Synopses & Reviews
The dead live again in this haunting compendium of ghostly visitations through the ages, exploring the history of our fascination with zombies and other restless souls.
Since ancient times, accounts of supernatural activity have mystified us. Ghost stories as we know them did not develop until the late nineteenth century, but the restless dead haunted the premodern imagination in many forms, as recorded in historical narratives, theological texts, and personal letters. The Penguin Book of the Undead teems with roving hordes of dead warriors, corpses trailed by packs of barking dogs, moaning phantoms haunting deserted ruins, evil spirits emerging from burning carcasses in the form of crows, and zombies with pestilential breath. Spanning from the Hebrew scriptures to the Roman Empire, the Scandinavian sagas to medieval Europe, the Protestant Reformation to the Renaissance, this beguiling array of accounts charts our relationship with spirits and apparitions, wraiths and demons over fifteen hundred years, showing the evolution in our thinking about the ability of dead souls to return to the realm of the living—and to warn us about what awaits us in the afterlife.
Review
"It succeeds well as an education in how stories of wandering spirits have reflected throughout history common human anxieties about death, the disposal of mortal remains, and the fate of the soul [and] how these fears have changed through the ages and the ways in which otherworldly accounts have been used to address them." Library Journal
Review
"This exceptionally well-curated compilation shows that the wide variety of accounts of the undead have been rampant in literature long before the Gothic era....Bruce has chosen selections from numerous cultures, including ancient Greece, Anglo-Norman England, and medieval Scandinavia....He presents the contents with an enthusiasm that makes these...works accessible to the casual reader." Publishers Weekly
Synopsis
The walking dead from 15 centuries haunt this compendium of ghostly visitations through the ages, exploring the history of our fascination with zombies and other restless souls.
Since ancient times, accounts of supernatural activity have mystified us.
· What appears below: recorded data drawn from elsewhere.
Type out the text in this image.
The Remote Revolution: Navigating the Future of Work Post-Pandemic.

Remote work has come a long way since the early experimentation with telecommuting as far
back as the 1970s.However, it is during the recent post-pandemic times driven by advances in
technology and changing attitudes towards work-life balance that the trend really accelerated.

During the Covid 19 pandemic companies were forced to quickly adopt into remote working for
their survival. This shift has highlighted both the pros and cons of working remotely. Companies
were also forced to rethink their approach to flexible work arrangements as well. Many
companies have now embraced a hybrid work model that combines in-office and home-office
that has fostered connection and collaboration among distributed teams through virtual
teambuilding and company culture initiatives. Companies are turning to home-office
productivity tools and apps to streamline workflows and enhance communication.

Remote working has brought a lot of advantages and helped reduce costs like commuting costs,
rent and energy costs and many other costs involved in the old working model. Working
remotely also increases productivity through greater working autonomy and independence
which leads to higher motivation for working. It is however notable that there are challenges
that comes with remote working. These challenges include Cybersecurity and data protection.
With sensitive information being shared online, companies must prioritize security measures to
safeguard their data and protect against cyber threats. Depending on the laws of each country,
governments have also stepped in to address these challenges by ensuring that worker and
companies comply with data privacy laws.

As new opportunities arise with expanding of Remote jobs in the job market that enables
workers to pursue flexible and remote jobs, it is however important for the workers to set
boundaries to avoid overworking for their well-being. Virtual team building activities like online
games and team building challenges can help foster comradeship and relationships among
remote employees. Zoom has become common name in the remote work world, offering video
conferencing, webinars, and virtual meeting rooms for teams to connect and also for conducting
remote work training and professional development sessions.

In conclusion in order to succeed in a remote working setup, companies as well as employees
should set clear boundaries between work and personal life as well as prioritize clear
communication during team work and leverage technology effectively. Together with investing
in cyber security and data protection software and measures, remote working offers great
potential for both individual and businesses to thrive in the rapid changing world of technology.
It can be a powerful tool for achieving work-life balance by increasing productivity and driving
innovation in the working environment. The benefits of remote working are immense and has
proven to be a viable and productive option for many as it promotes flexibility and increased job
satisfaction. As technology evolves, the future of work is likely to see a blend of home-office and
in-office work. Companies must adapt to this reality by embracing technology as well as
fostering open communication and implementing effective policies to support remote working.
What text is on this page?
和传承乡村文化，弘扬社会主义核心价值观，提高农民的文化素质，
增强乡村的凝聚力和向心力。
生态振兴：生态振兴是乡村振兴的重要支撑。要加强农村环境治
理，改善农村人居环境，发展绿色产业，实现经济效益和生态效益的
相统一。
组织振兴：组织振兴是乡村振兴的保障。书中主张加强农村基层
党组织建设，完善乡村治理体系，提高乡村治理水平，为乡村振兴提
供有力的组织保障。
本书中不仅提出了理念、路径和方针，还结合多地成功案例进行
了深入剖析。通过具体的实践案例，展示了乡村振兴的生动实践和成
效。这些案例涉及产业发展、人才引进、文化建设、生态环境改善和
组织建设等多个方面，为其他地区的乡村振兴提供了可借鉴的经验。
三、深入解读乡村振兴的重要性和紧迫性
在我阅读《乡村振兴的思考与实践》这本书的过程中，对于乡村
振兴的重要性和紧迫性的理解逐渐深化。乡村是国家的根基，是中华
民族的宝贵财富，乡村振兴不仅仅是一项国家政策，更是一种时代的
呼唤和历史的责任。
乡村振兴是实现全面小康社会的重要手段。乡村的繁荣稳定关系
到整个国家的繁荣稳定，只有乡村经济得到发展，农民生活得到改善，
Ghost stories as we know them did not develop until the late nineteenth century, but the restless dead haunted the premodern imagination in many forms, as recorded in historical narratives, theological texts, and personal letters. The Penguin Book of the Undead teems with roving hordes of dead warriors, corpses trailed by packs of barking dogs, moaning phantoms haunting deserted ruins, evil spirits emerging from burning carcasses in the form of crows, and zombies with pestilential breath. Spanning from the Hebrew scriptures to the Roman Empire, the Scandinavian sagas to medieval Europe, the Protestant Reformation to the Renaissance, this beguiling array of accounts charts our relationship with spirits and apparitions, wraiths and demons over fifteen hundred years, showing the evolution in our thinking about the ability of dead souls to return to the realm of the living and to warn us about what awaits us in the afterlife."
About the Author
Scott G. Bruce (editor) is a professor of medieval history and the director of the Center for Medieval and Early Modern Studies at the University of Colorado, Boulder. An expert on medieval monasticism, he has written two books about the monks of the abbey of Cluny. He worked his way through college as a grave digger.